ESTILO

O maior museu é a rua

Em entrevista exclusiva à TOPVIEW, o muralista Eduardo Kobra fala sobre a importância da expressão artística e o que deseja para o futuro

Marginalizada por muito tempo, a arte de rua voltou a florescer não apenas com a música e a dança, mas, sobretudo, por meio dos grafites que estampam prédios, fachadas e arranha-céus das grandes cidades. Entre os expoentes desse processo de acessibilizar a arte, está Eduardo Kobra. Paulistano e autodidata, Kobra começou na clandestinidade, como pichador, durante a adolescência.

Nos anos 2000, o muralista teve destaque na mídia e sua arte ganhou as ruas de Nova York, do Rio de Janeiro e de Amsterdã. Hoje, ele detém o recorde de maior mural grafitado do mundo (o Etnias), uma homenagem aos Jogos Olímpicos do Rio. Somando histórias, o artista utiliza sobretudo imagens históricas e degrandes personalidades, de Einstein ao Mestre Yoda, para falar de meio ambiente, paz e união entre os povos. Infelizmente, grande parte de seus projetos já foram apagados por prefeituras e empresas privadas. Uma de suas obras mais famosas, O Beijo, executada em 2012 em Nova York, foi apagada em 2016. Sua homenagem ao arquiteto Oscar Niemeyer, na cidade de São Paulo, também dá sinais de que vai ser apagada em breve.

Nos próximos anos, Kobra irá pintar parte do edifício Croma, da Construtora Piemonte. Será sua primeira grande intervenção na cidade de Curitiba. Em visita ao empreendimento, conversei com ele para entender suas razões, motivações e o legado que pretende deixar para o mundo — não só o das artes.

“Eu acho que meu sonho é dar vida ao sonho de tantas outras crianças por meio do meu trabalho”, diz o artista.

Malu Rogers e Eduardo Kobra. (Foto: Marcelo Elias)

Quais são suas principais referências no mundo da arte?

Minhas principais inspirações estão relacionadas ao meu dia a dia, o que eu vivo no mundo da arte, as pessoas com as quais eu me relaciono, os países por onde passo, as conexões com a fé e os povos. Não há muita diferença entre quem eu sou e o que eu transmito no meu trabalho.

Se uma criança chegasse para você e falasse que gostaria de ser artista, o que você falaria para ela?

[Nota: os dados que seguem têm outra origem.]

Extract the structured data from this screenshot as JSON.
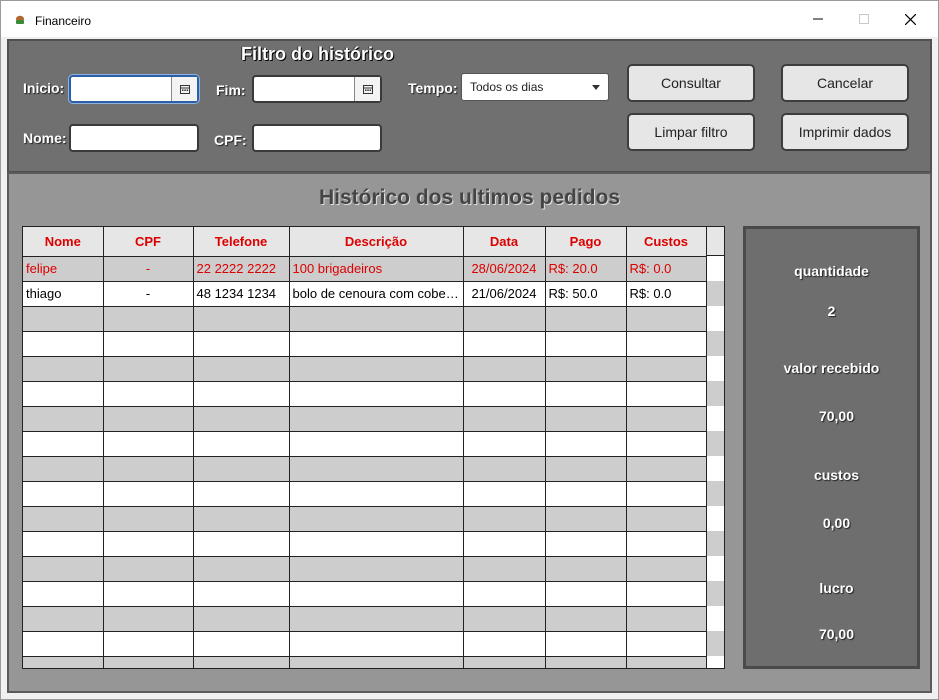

Se você é artista, você sempre vai ser artista. A questão é seguir em frente, acreditar e não abandonar. A arte não é diferente de qualquer outra profissão. É necessário talento, dom, intuição? Sim. Mas também é preciso dedicação, pesquisa, esforço e estudo. Só dessa forma é possível encontrar um caminho e poder se desenvolver por meio da sua própria história.

Em que momento você decidiu que era isso que você queria para o resto da sua vida?

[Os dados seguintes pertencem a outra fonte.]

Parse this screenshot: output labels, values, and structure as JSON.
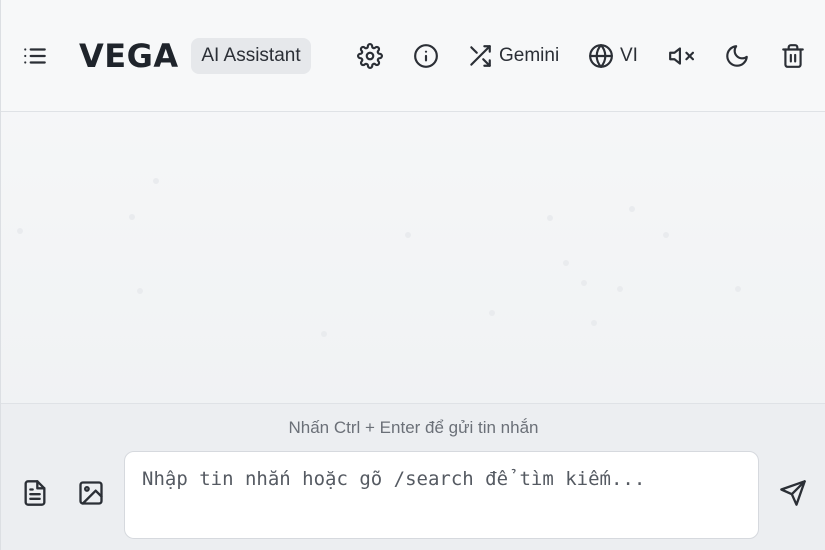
{
  "header": {
    "menu_icon": "list-icon",
    "logo": "VEGA",
    "badge": "AI Assistant",
    "settings_icon": "gear-icon",
    "info_icon": "info-icon",
    "model_icon": "shuffle-icon",
    "model_label": "Gemini",
    "language_icon": "globe-icon",
    "language_label": "VI",
    "sound_icon": "volume-mute-icon",
    "theme_icon": "moon-icon",
    "clear_icon": "trash-icon"
  },
  "footer": {
    "hint": "Nhấn Ctrl + Enter để gửi tin nhắn",
    "input_placeholder": "Nhập tin nhắn hoặc gõ /search để tìm kiếm...",
    "input_value": "",
    "document_icon": "file-text-icon",
    "image_icon": "image-icon",
    "send_icon": "send-icon"
  },
  "colors": {
    "background": "#f7f8f9",
    "text": "#2b2f36",
    "badge_bg": "#e6e8eb",
    "hint": "#6b7078"
  }
}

Acho que não é uma questão de opção. Eu pensei em desistir das outras profissões que tive. Mas, em relação à arte, isso nunca passou pela minha cabeça. Eu ia pintar, independentemente das pessoas gostarem ou não, de vender ou não. Assim como eu tinha aos 9 anos, eu tenho hoje, aos 46, a mesma emoção de pintar, de subir as escadas, de criar.

Muitas das suas obras já foram apagadas. O que você acha disso?

Faz parte do processo de pintar na rua. Porém, acho que isso deve ser mudado. A gente entra no museu e vê obras de 500 anos e elas estão lá até hoje porque alguém está cuidando. Por que não fazer isso com obras de street art? Inclusive com leis de pro- teção para que as próximas gerações possam ter acesso a esses trabalhos.

Qual é o seu maior sonho enquanto muralista?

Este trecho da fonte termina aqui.